INSANELY TWISTED SHADOW PLANET
ack-ack-ack-ack. Ack! Erm hang on, our babel fish needs a tweak. Ack-ac...
oochy-coo. Much better!
Insanely Twisted Shadow Planet opens with a little green bag
straight out of Holland... erm, we’re sorry, we’ll write that again.
Crazily Mangled Dinge Asteroid opens with a little green man
compressed into his discular spaceship (picked up for a song from
Honest Abe’s ’50s Sci-Fi Propstopia) before heading off wild black
yonderwards to rain havoc on raven-toned crapulence that’s
bleurghinating his planet. Obviously he’s no Public Enemy fan...
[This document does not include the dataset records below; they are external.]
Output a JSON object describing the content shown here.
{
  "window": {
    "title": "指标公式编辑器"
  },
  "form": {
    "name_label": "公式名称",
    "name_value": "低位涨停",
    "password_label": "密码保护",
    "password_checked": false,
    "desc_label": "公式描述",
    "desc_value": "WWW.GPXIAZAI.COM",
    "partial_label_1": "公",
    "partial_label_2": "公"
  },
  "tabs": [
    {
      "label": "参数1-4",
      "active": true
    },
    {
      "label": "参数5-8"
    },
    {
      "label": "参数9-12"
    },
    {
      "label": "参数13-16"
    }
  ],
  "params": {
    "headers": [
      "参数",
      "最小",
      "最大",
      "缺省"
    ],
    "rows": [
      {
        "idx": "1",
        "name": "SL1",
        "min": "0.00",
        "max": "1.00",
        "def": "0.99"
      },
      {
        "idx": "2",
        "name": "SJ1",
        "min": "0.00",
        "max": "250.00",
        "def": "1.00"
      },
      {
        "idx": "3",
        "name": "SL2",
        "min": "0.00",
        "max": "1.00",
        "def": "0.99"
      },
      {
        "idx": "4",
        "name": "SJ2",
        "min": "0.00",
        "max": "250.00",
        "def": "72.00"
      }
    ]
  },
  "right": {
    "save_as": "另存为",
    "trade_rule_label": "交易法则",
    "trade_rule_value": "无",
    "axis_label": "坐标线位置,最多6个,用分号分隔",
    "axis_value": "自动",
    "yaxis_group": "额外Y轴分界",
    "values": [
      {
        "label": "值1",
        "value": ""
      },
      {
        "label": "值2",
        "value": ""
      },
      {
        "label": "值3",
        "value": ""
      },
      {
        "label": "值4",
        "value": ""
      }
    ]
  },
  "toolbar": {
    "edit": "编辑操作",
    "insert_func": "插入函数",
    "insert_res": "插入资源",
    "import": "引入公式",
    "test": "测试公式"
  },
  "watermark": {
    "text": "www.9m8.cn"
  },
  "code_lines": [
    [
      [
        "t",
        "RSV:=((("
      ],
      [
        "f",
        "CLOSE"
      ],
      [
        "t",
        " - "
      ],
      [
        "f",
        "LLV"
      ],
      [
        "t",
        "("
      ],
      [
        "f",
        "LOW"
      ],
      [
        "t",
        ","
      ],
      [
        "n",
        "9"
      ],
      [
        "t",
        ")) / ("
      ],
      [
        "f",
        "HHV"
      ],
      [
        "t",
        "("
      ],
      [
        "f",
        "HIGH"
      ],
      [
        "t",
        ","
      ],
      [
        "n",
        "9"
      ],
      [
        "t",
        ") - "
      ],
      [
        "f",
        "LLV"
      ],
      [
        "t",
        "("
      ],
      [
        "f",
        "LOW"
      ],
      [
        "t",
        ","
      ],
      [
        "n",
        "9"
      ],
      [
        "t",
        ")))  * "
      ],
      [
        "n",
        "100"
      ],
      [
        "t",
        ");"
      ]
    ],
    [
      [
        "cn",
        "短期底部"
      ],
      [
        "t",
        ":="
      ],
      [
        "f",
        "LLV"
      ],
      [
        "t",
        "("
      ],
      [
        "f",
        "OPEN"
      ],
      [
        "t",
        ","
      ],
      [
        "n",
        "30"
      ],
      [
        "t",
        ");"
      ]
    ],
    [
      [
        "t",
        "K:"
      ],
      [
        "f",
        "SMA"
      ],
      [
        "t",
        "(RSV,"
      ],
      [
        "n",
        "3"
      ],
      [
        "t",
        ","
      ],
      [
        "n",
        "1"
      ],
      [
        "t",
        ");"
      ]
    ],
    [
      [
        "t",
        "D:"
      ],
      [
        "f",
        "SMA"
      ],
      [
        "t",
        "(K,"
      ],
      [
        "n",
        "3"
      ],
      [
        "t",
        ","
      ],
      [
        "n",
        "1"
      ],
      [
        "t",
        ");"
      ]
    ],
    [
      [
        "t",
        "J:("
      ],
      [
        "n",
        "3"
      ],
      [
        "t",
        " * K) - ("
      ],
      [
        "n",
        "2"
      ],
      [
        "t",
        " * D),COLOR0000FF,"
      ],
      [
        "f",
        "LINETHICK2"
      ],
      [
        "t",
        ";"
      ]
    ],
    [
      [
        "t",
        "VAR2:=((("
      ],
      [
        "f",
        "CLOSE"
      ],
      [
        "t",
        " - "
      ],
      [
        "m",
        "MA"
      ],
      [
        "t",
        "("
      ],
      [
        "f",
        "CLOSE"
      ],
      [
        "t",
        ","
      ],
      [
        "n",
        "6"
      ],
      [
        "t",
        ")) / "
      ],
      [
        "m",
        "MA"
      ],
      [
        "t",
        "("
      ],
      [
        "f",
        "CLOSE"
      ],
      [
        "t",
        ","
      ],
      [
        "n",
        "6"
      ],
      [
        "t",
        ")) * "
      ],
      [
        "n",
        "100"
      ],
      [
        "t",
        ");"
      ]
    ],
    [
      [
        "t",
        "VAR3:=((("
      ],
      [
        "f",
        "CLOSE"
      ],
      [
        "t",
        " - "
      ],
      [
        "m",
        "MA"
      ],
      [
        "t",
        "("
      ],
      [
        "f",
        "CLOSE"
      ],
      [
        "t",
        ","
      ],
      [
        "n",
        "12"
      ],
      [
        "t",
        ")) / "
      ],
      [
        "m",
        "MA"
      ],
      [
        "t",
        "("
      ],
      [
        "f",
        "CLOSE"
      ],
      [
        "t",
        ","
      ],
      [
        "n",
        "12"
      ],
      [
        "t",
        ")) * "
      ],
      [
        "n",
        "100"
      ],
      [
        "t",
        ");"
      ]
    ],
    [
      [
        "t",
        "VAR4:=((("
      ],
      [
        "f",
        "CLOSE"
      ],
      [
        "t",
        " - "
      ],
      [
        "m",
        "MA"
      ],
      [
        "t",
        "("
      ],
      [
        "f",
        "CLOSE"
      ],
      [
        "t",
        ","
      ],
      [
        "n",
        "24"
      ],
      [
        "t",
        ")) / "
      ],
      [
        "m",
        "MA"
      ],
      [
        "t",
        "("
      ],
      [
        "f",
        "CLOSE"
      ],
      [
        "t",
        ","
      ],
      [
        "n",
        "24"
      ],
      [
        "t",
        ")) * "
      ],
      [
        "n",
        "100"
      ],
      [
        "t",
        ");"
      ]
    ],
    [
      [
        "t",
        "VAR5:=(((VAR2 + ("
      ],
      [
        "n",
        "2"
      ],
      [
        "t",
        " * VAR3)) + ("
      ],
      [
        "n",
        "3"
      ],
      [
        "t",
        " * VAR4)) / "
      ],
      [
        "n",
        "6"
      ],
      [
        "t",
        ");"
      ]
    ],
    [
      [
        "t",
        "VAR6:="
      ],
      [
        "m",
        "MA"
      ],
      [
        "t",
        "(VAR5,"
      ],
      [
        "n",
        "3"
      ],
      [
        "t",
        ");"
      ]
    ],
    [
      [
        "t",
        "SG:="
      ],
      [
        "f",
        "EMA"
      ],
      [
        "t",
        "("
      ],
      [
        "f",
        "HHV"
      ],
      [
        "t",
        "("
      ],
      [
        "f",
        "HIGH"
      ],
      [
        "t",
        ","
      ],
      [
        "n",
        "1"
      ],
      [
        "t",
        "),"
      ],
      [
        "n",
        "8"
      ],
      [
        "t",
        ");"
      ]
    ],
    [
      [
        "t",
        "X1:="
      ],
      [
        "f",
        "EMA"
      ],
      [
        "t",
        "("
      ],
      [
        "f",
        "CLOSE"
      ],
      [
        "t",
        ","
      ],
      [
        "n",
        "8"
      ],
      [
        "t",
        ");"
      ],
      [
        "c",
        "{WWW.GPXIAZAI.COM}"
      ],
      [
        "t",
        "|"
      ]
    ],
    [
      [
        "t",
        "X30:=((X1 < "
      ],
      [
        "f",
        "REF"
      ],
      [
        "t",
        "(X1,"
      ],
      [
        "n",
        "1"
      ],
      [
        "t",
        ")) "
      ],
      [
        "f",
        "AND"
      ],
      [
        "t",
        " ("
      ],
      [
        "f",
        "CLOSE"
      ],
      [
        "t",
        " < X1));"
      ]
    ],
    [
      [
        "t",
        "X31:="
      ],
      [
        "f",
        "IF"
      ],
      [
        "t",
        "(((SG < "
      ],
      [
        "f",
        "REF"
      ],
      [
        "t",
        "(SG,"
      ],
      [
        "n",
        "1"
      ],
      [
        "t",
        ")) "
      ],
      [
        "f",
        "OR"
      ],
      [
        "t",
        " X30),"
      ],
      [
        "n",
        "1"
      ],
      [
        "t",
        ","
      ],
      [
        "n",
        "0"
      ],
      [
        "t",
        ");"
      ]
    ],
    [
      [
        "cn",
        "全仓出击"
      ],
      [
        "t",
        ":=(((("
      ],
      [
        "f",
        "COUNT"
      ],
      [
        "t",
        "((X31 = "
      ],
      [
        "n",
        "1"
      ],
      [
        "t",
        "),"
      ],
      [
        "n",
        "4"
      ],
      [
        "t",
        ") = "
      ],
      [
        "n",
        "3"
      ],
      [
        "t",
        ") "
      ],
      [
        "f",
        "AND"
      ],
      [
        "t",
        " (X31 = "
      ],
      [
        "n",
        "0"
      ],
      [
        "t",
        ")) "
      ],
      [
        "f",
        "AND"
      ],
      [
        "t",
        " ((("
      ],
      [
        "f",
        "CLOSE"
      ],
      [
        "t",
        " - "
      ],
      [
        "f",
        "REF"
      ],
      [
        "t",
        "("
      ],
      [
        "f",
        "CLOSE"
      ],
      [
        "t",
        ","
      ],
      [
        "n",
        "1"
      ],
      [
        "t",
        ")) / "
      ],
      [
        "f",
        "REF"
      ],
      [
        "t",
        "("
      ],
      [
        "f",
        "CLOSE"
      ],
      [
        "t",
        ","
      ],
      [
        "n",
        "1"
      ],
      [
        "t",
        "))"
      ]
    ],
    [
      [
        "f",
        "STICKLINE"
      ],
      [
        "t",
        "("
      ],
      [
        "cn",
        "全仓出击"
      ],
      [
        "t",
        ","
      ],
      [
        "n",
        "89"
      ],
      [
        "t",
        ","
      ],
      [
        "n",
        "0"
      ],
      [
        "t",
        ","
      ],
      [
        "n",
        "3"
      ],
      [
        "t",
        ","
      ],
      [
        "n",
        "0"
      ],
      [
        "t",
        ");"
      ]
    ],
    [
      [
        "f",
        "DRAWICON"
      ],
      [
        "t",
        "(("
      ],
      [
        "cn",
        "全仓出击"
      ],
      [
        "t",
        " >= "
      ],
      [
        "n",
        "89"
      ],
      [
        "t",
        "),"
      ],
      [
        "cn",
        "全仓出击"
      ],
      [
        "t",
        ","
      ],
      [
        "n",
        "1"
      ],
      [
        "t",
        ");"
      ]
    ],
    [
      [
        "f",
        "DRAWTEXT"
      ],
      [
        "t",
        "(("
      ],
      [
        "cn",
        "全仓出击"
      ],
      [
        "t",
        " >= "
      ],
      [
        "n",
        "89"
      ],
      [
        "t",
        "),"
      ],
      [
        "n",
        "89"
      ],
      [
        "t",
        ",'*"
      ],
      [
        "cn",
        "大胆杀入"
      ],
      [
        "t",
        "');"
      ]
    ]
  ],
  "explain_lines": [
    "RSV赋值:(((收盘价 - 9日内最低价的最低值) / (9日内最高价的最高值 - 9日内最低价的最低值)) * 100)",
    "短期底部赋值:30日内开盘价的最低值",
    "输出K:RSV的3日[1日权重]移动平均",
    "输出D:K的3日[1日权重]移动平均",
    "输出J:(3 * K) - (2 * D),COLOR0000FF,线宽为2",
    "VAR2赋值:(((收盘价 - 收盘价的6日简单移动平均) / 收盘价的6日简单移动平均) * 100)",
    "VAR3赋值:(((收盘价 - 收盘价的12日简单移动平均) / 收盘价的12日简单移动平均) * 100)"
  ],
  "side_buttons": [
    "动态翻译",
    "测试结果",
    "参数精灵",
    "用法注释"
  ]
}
Ooh, and what a world it is, shadowy trespassers or no. Imagine the
art styles of Patapon and
World of Goo colliding, chuck in some
Limbo then attach it to gameplay
reminiscent of Pixeljunk
Shooter crashing into Metroid-like tunneltastic
exploration. Spacey-shooty-puzzling – woo!
If judged upon appearance alone, Loonily Garbled Gloom Globe
would be the Bo Derek of pixels. Mercifully though there’s a decent
game underlying the style. You control that aforementioned
stereotypical spaceship and its gradually burgeoning arsenal,
including a pop-pop gun needing an oomph injection to picky-uppy
pincers, a giganto saw blade that makes mincemeat of mincemeat –
and, handily, rocks - plus a handy WTF?-o-ray that makes up for the
game giving NFI what to actually do save for assigning these weapons
to different buttons.
Despite detours – some devious - containing useful and non-useful
bonus stuff, things are quite linear. Still, when that line leads to
spectacular boss battles that rely on smarts rather than
wooshnificent trigger triggering, we’re not whining. Deaths are
infrequent despite increasingly dastardly and plain fucked-up
adversaries, as little yellow health-boosting foofs are plentiful.
For dark is the suede that mows like a harves... erm, THUMP! Ah we
love percussive therapy. Right, uh, Irrationally Gnarled
Adumbration Sphere is mighty fine eatin’... THERUMP! OK,
Insanely Twisted Shadow Planet’s far-out!